„Bildung ist eine strategische Notwendigkeit“
03.06.2025 - Lesezeit: 11 Minuten

Mit welchen Ideen lässt sich die Hauptstadtregion zum Bildungsstandort der Zukunft transformieren? Ein Austausch zwischen Carsten Jung, Vorstandsvorsitzender der Berliner Volksbank, und Sebastian Stietzel, Präsident der Industrie- und Handelskammer (IHK) Berlin.
Bereits mit 16 Jahren haben Sie, Herr Stietzel, ein Unternehmen gegründet. Welche Rolle spielt Bildung für Sie?
Bildung ist der Rohstoff für Wertschöpfung und Innovationen. Meine Neugier und das damit verbundene Selbststudium haben mich schon als Jugendlicher zum Unternehmer gemacht und jede darauffolgende Unternehmensgründung ausgelöst und angetrieben. Regelmäßige Weiterbildung ist aus meiner Sicht der Schlüssel für nachhaltigen Erfolg.
Welche Herausforderungen sehen Sie für die Qualität der Bildung?
Gerade in einer eher Dienstleistungs- und innovationsgeprägten Wirtschaft wie in Berlin ist eine qualitativ hochwertige Ausbildung und regelmäßige Weiterbildung essenziell für die Standortentwicklung. Doch die Ergebnisse der Leistungsstanderhebungen sind nicht nur besorgniserregend, sondern aus meiner Sicht schlichtweg dramatisch. Immer mehr Schülerinnen und Schüler schaffen nicht einmal die Mindestanforderungen beim Lesen, Schreiben und Rechnen. Das muss sich dringend ändern. Sicher, angesichts von Lehrermangel und Haushaltslage wird das nicht einfach. Aber es führt kein Weg daran vorbei, mit gezielten Maßnahmen das Bildungsniveau in der Hauptstadt zu heben. Dazu gehört zum Beispiel auch die Digitalisierung der Schulen und Lernangebote. Ich bin sehr froh, dass wir mit der aktuellen Bildungssenatorin endlich jemanden haben, der diese Missstände nicht kleinredet, sondern aktiv bekämpft.

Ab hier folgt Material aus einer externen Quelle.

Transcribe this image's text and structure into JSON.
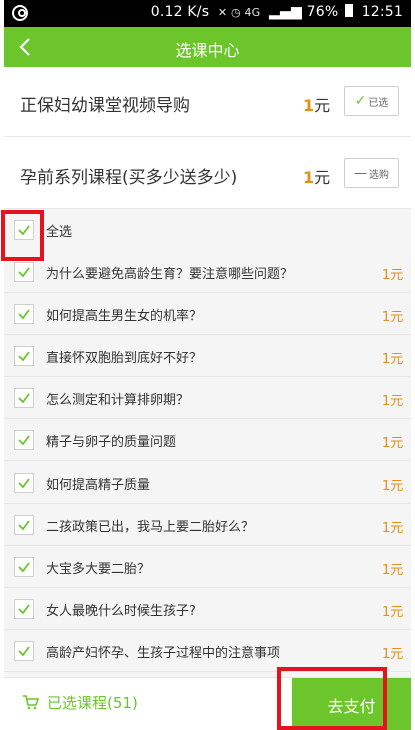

Viele Firmen möchten mehr ausbilden, erhalten jedoch kaum Bewerbungen. Was ist der Schlüssel, um junge Menschen für eine Ausbildung zu begeistern?

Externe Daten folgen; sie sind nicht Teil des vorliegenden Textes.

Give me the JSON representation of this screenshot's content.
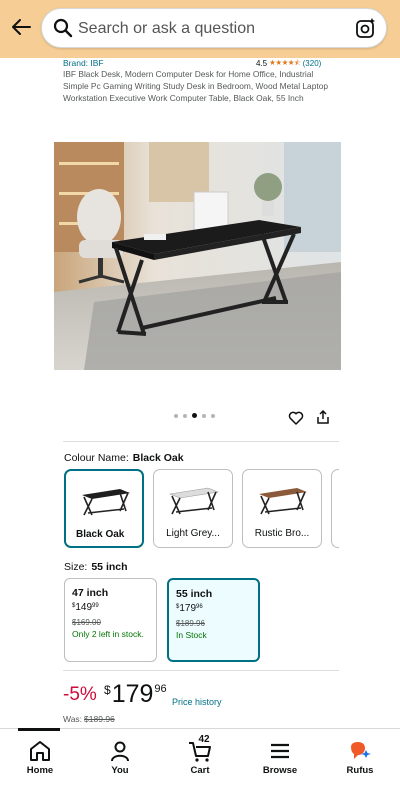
{
  "header": {
    "search_placeholder": "Search or ask a question",
    "back_icon": "back-arrow-icon",
    "search_icon": "search-icon",
    "lens_icon": "camera-lens-icon",
    "bg_color": "#f6cd94"
  },
  "product": {
    "brand": "Brand: IBF",
    "rating": "4.5",
    "review_count": "(320)",
    "title": "IBF Black Desk, Modern Computer Desk for Home Office, Industrial Simple Pc Gaming Writing Study Desk in Bedroom, Wood Metal Laptop Workstation Executive Work Computer Table, Black Oak, 55 Inch",
    "image_count": 5,
    "active_image_index": 2
  },
  "colour": {
    "label": "Colour Name:",
    "selected": "Black Oak",
    "options": [
      {
        "label": "Black Oak",
        "top_color": "#1e1e1e"
      },
      {
        "label": "Light Grey...",
        "top_color": "#dcdcdc"
      },
      {
        "label": "Rustic Bro...",
        "top_color": "#8a5a3a"
      }
    ]
  },
  "size": {
    "label": "Size:",
    "selected": "55 inch",
    "options": [
      {
        "name": "47 inch",
        "currency": "$",
        "price_whole": "149",
        "price_cents": "99",
        "was": "$169.00",
        "stock": "Only 2 left in stock."
      },
      {
        "name": "55 inch",
        "currency": "$",
        "price_whole": "179",
        "price_cents": "96",
        "was": "$189.96",
        "stock": "In Stock"
      }
    ]
  },
  "price": {
    "discount": "-5%",
    "currency": "$",
    "whole": "179",
    "cents": "96",
    "history_link": "Price history",
    "was_label": "Was:",
    "was_value": "$189.96"
  },
  "nav": {
    "items": [
      {
        "label": "Home",
        "icon": "home-icon"
      },
      {
        "label": "You",
        "icon": "user-icon"
      },
      {
        "label": "Cart",
        "icon": "cart-icon"
      },
      {
        "label": "Browse",
        "icon": "menu-icon"
      },
      {
        "label": "Rufus",
        "icon": "rufus-icon"
      }
    ],
    "cart_count": "42"
  }
}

Viele Jugendliche wissen gar nicht, welche Ausbildungsberufe es gibt und wie viele berufliche Perspektiven sich durch eine Ausbildung eröffnen. Wir haben allein im Bereich der IHK mehr als 200 unterschiedliche Ausbildungsberufe. Eine frühzeitige, praxisbetonte Berufsorientierung während der Schulzeit ist zwingend notwendig, dazu gehören vor allem regelmäßige Praktika oder Schnuppertage in Unternehmen. Wir sehen bei unserem Projekt „Praktikumswoche“ den positiven Klebe-Effekt, den selbst Schnupperpraktika haben: Gekommen als Praktikantin, geblieben als Auszubildende. Die Unternehmen selbst müssen natürlich für sich selbst die Werbetrommel rühren – und zwar da, wo die Jugendlichen sind: auf den Social-Media-Kanälen, aber auch in den Schulen selbst, beispielsweise über Schulpatenschaften.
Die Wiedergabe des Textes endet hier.